Numa bolsa de plástico estava o novelo de linha branca. Os óculos na
ponta do nariz, a página arrancada
de alguma revista especializada, a
velhinha permanecia imperturbável,
os dedos guiando a agulhinha, os lábios como se estivessem rezando, na
verdade, apenas contando os pontos
de cada fileira. Parecia em início de
trabalho, volta e meia parava e consultava a receita que estava seguindo. Nem bola para o atraso do vôo.
Dava a impressão de que ficaria frustrada se de repente fosse chamada
para embarcar. O clima diante do
portão 15 ficara tenso, e ela nem estava ali, perdida em dar aqueles pontos complicados.
Pensei em minha mãe, em minhas
tias, que também faziam crochê. E
me lembrei de Goebbels, o ministro
da Propaganda do nazismo. Uma de
suas frases mais bem-sucedidas em
favor do regime de Hitler, antes da
guerra, foi espalhada pelo rádio e por
cartazes em todas as ruas: "A mulher
alemã voltou a fazer crochê".
Seria um símbolo de paz, de vida
mansa e útil, um retorno ao país
ideal, doméstico. Bem verdade que
pouco depois a mulher alemã largou
o crochê e foi trabalhar na indústria
de guerra, ou tomar conta dos pavilhões femininos dos campos de concentração.
Foi nisso tudo que pensei, na mãe,
nas tias, no retorno tranqüilo das
mulheres de todo o mundo que faziam crochê e deixavam de fazer outras coisas.

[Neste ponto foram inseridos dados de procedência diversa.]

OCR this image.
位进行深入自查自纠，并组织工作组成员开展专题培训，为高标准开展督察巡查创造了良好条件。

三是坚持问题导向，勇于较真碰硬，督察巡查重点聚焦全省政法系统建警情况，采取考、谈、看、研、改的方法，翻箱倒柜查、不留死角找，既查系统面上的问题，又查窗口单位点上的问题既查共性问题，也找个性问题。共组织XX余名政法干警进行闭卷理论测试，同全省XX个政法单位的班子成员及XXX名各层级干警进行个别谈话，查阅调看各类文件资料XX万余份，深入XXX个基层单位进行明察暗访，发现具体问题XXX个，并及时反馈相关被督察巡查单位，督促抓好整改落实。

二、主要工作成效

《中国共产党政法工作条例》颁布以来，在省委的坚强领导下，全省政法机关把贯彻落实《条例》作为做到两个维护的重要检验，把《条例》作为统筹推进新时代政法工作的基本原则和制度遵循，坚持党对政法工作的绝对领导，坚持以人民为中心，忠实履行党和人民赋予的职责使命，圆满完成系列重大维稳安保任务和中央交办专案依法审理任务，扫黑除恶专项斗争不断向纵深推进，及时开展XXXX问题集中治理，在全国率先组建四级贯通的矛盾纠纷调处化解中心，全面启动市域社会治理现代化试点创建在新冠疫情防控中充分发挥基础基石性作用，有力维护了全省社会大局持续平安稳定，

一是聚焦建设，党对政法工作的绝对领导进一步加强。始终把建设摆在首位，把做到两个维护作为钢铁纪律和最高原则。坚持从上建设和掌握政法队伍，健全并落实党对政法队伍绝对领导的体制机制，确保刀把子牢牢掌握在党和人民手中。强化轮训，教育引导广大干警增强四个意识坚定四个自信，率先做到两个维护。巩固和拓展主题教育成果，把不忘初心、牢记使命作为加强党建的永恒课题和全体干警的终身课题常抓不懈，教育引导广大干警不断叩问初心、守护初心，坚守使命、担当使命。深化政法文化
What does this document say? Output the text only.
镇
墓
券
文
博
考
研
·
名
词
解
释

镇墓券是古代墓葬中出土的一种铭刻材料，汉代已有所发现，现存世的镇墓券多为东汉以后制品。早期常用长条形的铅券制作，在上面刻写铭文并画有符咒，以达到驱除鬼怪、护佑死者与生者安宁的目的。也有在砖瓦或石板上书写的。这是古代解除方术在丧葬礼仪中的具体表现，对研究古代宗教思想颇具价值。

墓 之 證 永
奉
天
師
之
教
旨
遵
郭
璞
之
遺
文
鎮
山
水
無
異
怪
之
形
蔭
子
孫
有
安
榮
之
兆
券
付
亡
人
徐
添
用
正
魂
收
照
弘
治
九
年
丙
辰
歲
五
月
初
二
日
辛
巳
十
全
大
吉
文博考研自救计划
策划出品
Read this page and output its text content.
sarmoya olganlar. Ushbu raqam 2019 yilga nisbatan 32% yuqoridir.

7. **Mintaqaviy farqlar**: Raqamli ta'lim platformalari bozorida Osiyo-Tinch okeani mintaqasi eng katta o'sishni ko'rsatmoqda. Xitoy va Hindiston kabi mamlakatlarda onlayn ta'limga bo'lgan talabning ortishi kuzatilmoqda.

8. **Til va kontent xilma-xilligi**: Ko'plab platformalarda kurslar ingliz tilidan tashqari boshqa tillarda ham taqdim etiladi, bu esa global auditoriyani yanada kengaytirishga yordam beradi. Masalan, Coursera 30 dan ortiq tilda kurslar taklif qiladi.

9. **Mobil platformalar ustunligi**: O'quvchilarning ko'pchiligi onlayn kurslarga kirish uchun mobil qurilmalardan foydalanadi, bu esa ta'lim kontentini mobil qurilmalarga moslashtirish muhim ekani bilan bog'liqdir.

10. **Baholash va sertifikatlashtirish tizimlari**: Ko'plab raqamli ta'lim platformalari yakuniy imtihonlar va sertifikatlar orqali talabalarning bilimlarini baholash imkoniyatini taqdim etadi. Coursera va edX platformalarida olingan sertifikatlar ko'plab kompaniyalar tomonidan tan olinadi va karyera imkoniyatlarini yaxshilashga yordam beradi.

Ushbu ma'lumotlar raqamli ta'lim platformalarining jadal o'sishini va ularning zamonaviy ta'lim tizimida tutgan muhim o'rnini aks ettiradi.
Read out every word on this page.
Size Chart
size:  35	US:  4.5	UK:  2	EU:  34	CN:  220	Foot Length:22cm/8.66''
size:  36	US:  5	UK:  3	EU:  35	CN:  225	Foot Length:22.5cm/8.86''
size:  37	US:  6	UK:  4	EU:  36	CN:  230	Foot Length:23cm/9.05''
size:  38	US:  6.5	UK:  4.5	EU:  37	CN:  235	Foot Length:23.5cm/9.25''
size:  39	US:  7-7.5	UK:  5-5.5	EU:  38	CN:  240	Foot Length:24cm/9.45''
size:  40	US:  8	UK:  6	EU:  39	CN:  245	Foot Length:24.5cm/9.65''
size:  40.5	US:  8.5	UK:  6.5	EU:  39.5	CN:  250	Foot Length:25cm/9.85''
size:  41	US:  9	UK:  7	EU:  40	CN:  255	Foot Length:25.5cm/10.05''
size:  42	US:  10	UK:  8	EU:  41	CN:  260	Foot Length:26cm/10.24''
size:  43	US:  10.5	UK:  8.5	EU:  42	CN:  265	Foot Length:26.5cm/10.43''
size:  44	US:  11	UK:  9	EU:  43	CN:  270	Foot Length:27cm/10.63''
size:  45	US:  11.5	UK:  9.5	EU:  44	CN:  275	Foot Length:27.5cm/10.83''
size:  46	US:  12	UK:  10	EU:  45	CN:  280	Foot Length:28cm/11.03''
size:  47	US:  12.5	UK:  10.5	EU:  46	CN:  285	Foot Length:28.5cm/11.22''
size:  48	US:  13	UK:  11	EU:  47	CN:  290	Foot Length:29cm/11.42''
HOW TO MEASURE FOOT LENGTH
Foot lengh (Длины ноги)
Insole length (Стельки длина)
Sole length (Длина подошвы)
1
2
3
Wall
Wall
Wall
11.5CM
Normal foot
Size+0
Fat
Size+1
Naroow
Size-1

O vôo realmente demorou. Esqueci
o relógio e, sentado em frente à mulher que fazia crochê, fui contando as
fileiras que iam se somando a outras.
Fileiras que foram crescendo, do colo
dela caíram ao chão. O trabalho rendia. De dez em dez minutos, avisavam que o vôo atrasaria dez minutos. Me deu vontade de aprender a
fazer crochê.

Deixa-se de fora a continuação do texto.